\"再撑会儿。\"他对着风说,手掌终于贴上门环。
幽蓝光芒瞬间将他吞没。
湛风发现自己站在一片混沌里。
无数透明的气泡从四面八方涌来,每个气泡里都映着不同的世界:有的世界里,修士们刚砸碎天道碑,转头就立起新的规则柱;有的世界里,少女的随心丹变成了控制人心的毒药;有的世界里,郝悦的桂花糕被烧成灰烬,而天门的光痕,正以完全相同的轨迹在天空凝结。
\"挣脱—重建—再束缚。\"一个沙哑的声音在他耳边响起,\"这是所有世界的终章。
你们以为打破枷锁就是自由,却不知每道新枷锁,都比旧的更锋利。\"
湛风的瞳孔剧烈收缩。
他看见某个气泡里的自己,正和此刻的他做着同样的动作——触碰门环,陷入幻境,然后...然后那道身影突然露出释然的笑,转身离开天门,任由邪识重新侵蚀世界。
\"因为你们害怕孤独。\"那声音继续低语,\"害怕没有规则的迷茫,害怕自由背后的责任。
所以你们总会主动套上新的枷锁,好让自己能继续''安全''地活着。\"
湛风的指尖掐进掌心。
他想起三个月前摧毁镜面世界时,那些跪在碎镜前痛哭的修士——他们不是在哭失去依靠,而是在哭终于要自己决定前路的恐惧。
他想起郝悦在愿池边揉碎血字纸笺时的眼神,想起老修士重新举剑时颤抖却坚定的手腕,想起少女分丹时说\"这次我们自己选甜还是苦\"的笑容。

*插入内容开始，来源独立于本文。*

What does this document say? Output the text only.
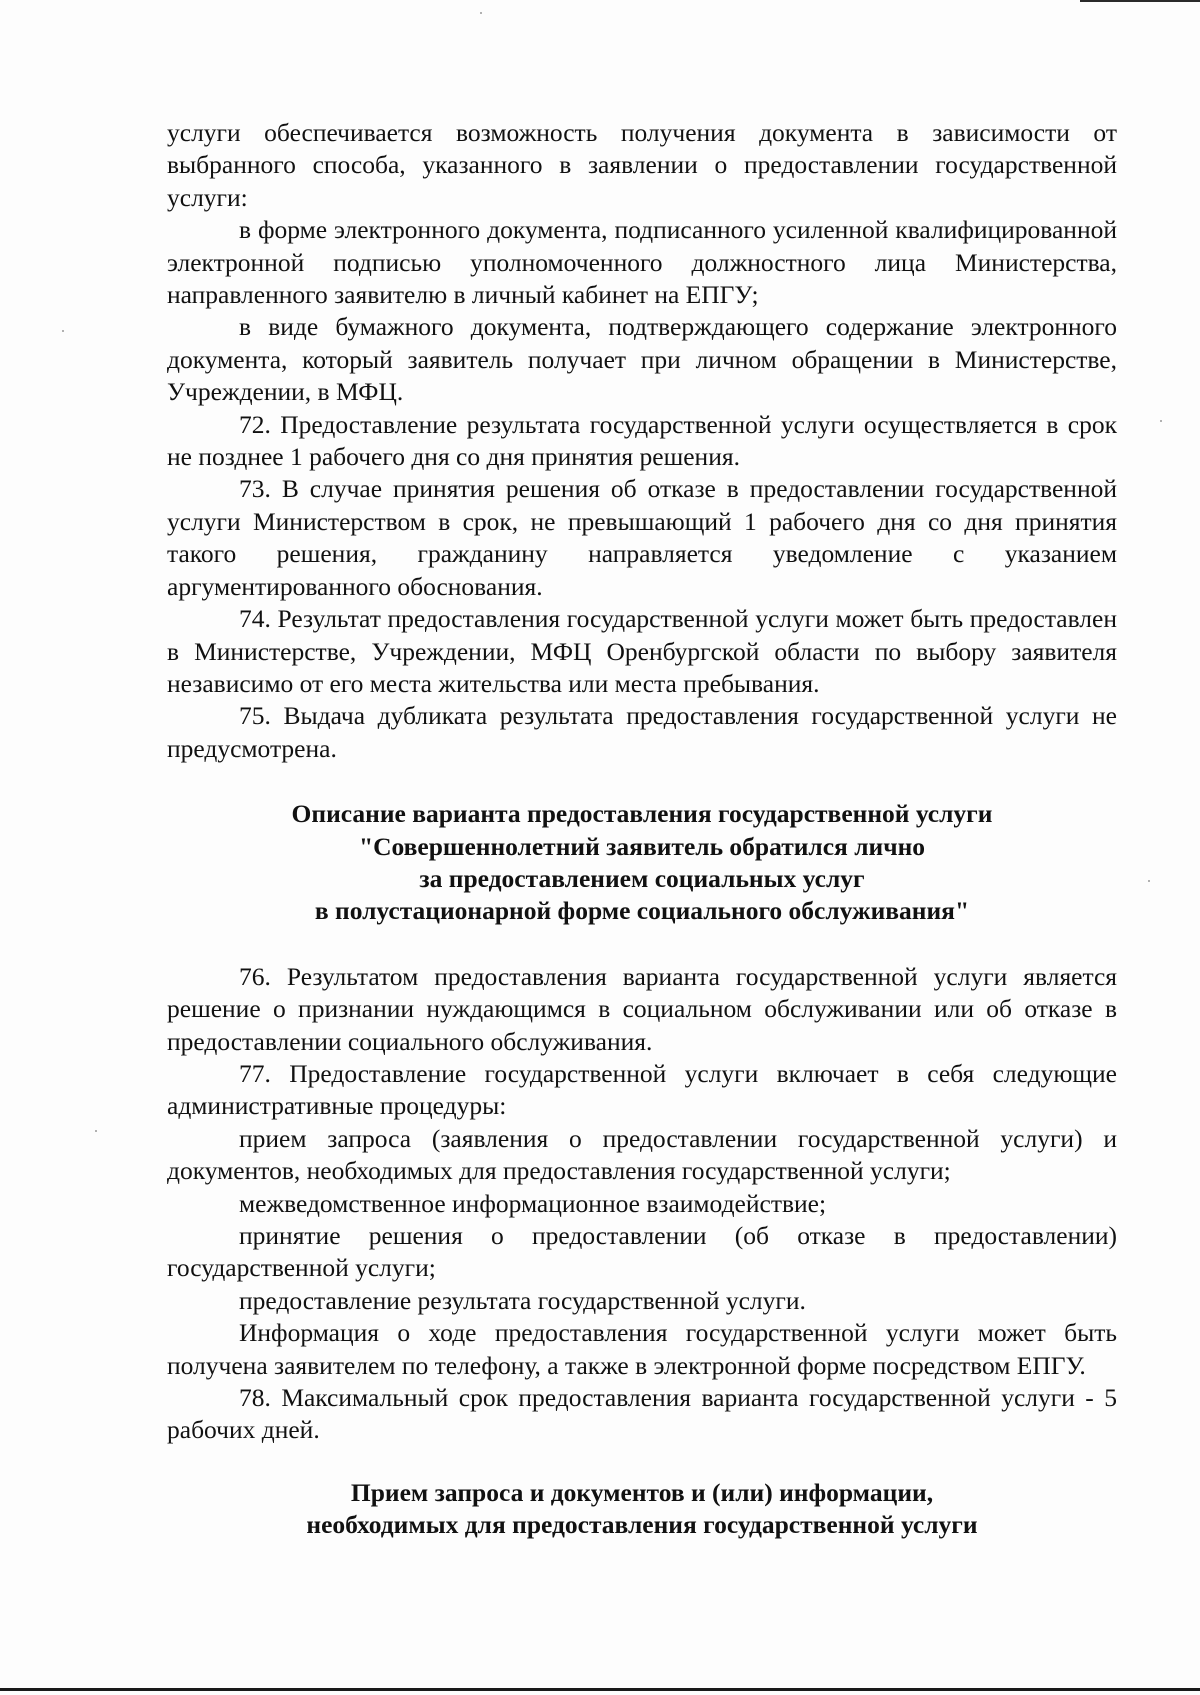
услуги обеспечивается возможность получения документа в зависимости от выбранного способа, указанного в заявлении о предоставлении государственной услуги:

в форме электронного документа, подписанного усиленной квалифицированной электронной подписью уполномоченного должностного лица Министерства, направленного заявителю в личный кабинет на ЕПГУ;

в виде бумажного документа, подтверждающего содержание электронного документа, который заявитель получает при личном обращении в Министерстве, Учреждении, в МФЦ.

72. Предоставление результата государственной услуги осуществляется в срок не позднее 1 рабочего дня со дня принятия решения.

73. В случае принятия решения об отказе в предоставлении государственной услуги Министерством в срок, не превышающий 1 рабочего дня со дня принятия такого решения, гражданину направляется уведомление с указанием аргументированного обоснования.

74. Результат предоставления государственной услуги может быть предоставлен в Министерстве, Учреждении, МФЦ Оренбургской области по выбору заявителя независимо от его места жительства или места пребывания.

75. Выдача дубликата результата предоставления государственной услуги не предусмотрена.

Описание варианта предоставления государственной услуги
"Совершеннолетний заявитель обратился лично
за предоставлением социальных услуг
в полустационарной форме социального обслуживания"

76. Результатом предоставления варианта государственной услуги является решение о признании нуждающимся в социальном обслуживании или об отказе в предоставлении социального обслуживания.

77. Предоставление государственной услуги включает в себя следующие административные процедуры:

прием запроса (заявления о предоставлении государственной услуги) и документов, необходимых для предоставления государственной услуги;

межведомственное информационное взаимодействие;

принятие решения о предоставлении (об отказе в предоставлении) государственной услуги;

предоставление результата государственной услуги.

Информация о ходе предоставления государственной услуги может быть получена заявителем по телефону, а также в электронной форме посредством ЕПГУ.

78. Максимальный срок предоставления варианта государственной услуги - 5 рабочих дней.

Прием запроса и документов и (или) информации,
необходимых для предоставления государственной услуги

\"不。\"他突然开口,声音震得周围气泡簌簌作响,\"我们害怕过,但我们也学会了——\"他望着某个气泡里,樵夫的野花正在被黑曼陀罗吞噬,却有新的花种从残瓣里蹦出来,\"学会在裂缝里种希望,在废墟上建炊烟。\"
所有气泡同时炸裂。
湛风感觉有滚烫的液体从七窍流出——那是神格意志在强行挣脱幻境的反噬。
他咬着牙凝聚灵力,掌心浮起金色光纹——那是世界意志与他自身灵识融合的印记。
当光纹触到天门的刹那,门扉上的衔尾蛇浮雕突然发出刺耳的尖叫。
\"众生自择。\"他一字一顿,将四字刻进天门的纹路里。
金色纹路如活物般游走,将整个门扉包裹成茧。
湛风能感觉到,那些试图刺入世界肌理的冷冽波动正在枯萎,像被晒化的冰。
他后退两步,看着天门上的\"众生自择\"四字泛起暖光,终于露出笑意。
\"这一世,我们不再追逐命运。\"他对着逐渐暗淡的门扉说,\"而是成为自己的主宰。\"
话音未落,一道极轻的声音从门内渗出,像碎玻璃划过心尖:\"你无法永远闭上这道门......它终将再次开启。\"
湛风的笑意微滞。
他刚要伸手触碰门扉,识海里突然传来郝悦的轻咳——带着血腥气的、压抑的咳。
他猛地转头,看见新生世界的方向,共鸣塔的红光正在减弱,而愿池的位置,原本泛着暖黄光晕的纸笺,此刻正诡异地飘向天空,像被无形的手牵着线的风筝。
\"阿悦!\"他低喝一声,灵力如潮般涌出,朝着地面急坠而去。
风灌进袖口,半块桂花糕从袖中滑落,在他眼前划出一道银弧——那是郝悦塞给他的,带着体温的甜。